Question

Divide 156 in 4 parts such that they are in continued
proportion and the sum of the first and third parts is in
a ratio of 1:5 to the sum of the second and the fourth
part.​

Answer 1

Given:  Number 156.

To find: 4 numbers such that they are in continued

proportion and the sum of the first and third parts is in

a ratio of 1:5 to the sum of the second and the fourth

part.​

Solution:

Continued proportion means the numbers will be in a Geometric Progression.

i.e.
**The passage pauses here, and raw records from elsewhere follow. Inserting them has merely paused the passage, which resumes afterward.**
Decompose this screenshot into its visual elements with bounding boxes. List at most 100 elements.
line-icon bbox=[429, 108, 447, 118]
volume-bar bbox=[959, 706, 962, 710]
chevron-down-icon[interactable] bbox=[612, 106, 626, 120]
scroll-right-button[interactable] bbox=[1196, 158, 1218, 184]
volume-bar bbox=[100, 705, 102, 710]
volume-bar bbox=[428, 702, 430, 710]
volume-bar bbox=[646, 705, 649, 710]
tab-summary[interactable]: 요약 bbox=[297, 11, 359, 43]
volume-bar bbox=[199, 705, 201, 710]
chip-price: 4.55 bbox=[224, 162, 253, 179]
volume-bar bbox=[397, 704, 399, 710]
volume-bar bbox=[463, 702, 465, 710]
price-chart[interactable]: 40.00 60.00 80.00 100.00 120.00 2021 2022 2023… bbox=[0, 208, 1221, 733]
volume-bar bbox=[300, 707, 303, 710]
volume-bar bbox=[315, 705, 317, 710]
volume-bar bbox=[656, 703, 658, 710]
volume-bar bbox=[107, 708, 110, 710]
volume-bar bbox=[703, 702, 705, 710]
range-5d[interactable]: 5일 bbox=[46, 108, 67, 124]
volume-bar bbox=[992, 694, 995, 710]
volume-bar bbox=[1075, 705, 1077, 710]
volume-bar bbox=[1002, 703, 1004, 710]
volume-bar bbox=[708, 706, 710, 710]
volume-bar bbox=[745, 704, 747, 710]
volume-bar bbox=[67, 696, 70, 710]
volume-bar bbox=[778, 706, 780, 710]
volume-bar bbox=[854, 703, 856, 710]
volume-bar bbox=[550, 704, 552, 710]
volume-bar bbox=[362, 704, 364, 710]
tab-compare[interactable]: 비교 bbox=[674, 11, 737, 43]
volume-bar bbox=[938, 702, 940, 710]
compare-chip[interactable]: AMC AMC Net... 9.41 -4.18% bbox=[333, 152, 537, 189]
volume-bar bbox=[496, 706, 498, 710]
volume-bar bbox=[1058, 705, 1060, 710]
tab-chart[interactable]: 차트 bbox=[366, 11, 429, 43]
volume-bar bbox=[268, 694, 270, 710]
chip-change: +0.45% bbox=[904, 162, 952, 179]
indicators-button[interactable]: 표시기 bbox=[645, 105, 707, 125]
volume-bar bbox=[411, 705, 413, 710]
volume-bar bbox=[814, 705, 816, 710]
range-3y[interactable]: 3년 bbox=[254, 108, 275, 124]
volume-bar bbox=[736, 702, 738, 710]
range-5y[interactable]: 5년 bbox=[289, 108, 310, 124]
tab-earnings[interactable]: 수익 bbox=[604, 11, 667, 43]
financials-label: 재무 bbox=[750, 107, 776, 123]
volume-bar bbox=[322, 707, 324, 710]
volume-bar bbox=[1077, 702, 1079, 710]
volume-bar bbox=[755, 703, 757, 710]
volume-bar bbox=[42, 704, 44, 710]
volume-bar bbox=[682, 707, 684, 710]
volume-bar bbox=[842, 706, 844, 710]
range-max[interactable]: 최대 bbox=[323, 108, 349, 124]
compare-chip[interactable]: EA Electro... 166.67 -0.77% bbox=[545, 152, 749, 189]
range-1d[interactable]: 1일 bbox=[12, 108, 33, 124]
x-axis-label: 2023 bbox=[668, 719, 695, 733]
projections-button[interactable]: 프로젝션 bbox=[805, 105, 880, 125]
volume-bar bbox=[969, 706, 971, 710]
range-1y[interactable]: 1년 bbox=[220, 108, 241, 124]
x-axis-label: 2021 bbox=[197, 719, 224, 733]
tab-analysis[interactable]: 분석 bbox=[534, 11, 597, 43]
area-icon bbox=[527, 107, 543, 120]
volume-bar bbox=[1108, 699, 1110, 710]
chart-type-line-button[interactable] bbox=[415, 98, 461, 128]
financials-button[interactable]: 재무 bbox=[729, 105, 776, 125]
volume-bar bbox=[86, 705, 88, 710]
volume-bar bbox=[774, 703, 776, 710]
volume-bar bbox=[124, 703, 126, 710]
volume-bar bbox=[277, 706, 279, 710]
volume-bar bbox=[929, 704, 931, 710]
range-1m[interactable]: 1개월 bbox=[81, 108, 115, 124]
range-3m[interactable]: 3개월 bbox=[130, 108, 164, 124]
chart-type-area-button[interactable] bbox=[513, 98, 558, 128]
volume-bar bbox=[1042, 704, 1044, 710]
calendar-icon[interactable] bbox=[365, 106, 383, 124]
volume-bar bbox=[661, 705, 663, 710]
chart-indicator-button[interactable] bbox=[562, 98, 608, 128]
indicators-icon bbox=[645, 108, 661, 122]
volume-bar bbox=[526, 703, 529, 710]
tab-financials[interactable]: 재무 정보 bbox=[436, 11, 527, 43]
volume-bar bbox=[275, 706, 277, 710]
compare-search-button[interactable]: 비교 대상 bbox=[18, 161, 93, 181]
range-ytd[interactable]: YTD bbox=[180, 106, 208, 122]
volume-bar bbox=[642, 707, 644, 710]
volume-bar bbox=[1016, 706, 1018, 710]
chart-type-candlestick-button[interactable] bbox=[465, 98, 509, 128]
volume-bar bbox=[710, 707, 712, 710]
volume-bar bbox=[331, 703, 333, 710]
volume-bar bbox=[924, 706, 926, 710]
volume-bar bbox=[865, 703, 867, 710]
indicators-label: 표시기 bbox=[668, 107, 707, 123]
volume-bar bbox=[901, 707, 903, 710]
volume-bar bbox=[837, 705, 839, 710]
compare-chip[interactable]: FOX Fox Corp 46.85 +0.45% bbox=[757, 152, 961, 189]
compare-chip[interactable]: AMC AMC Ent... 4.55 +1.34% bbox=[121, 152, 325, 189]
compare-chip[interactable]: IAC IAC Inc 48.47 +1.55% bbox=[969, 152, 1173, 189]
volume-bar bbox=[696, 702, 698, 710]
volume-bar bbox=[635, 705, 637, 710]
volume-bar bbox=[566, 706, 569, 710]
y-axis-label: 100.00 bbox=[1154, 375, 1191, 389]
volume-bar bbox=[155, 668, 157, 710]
The ratio between 1st and 2nd number = Ration between 2nd and 3rd number = Ratio between 3rd and 4th number.

This ratio is called as Common Ratio.

Let this ratio be $r$.

Let the first term be $a$.

2nd term = $ar$

3rd term = $ar^{2}$

4th term = $ar^{3}$

As per question:

$a+ar+ar^{2} +ar^{3} = 156 ....... (1)$

and

the sum of the first and third parts is in  a ratio of 1:5 to the sum of the second and the fourth  part.​

$\Rightarrow \dfrac{(a+ar^2)}{(ar+ar^3)} = \dfrac{1}{5}\\\Rightarrow \dfrac{a(1+r^2)}{ar(1+r^2)} = \dfrac{1}{5}\\\Rightarrow \dfrac{1}{r} = \dfrac{1}{5}\\\Rightarrow r = 5$

Putting value of $r$ in equation (1):

$a+a \times 5+a \times 5^{2} +a \times 5^{3} = 156\\\Rightarrow a(1+5+25+125) = 156\\\Rightarrow 156a = 156\\\Rightarrow a = 1$

So, the numbers are 1, 5, 25 and 125.

Answer 2

Answer:

Meaning of Continued proportion is that numbers will be in Geometric Progression(GP).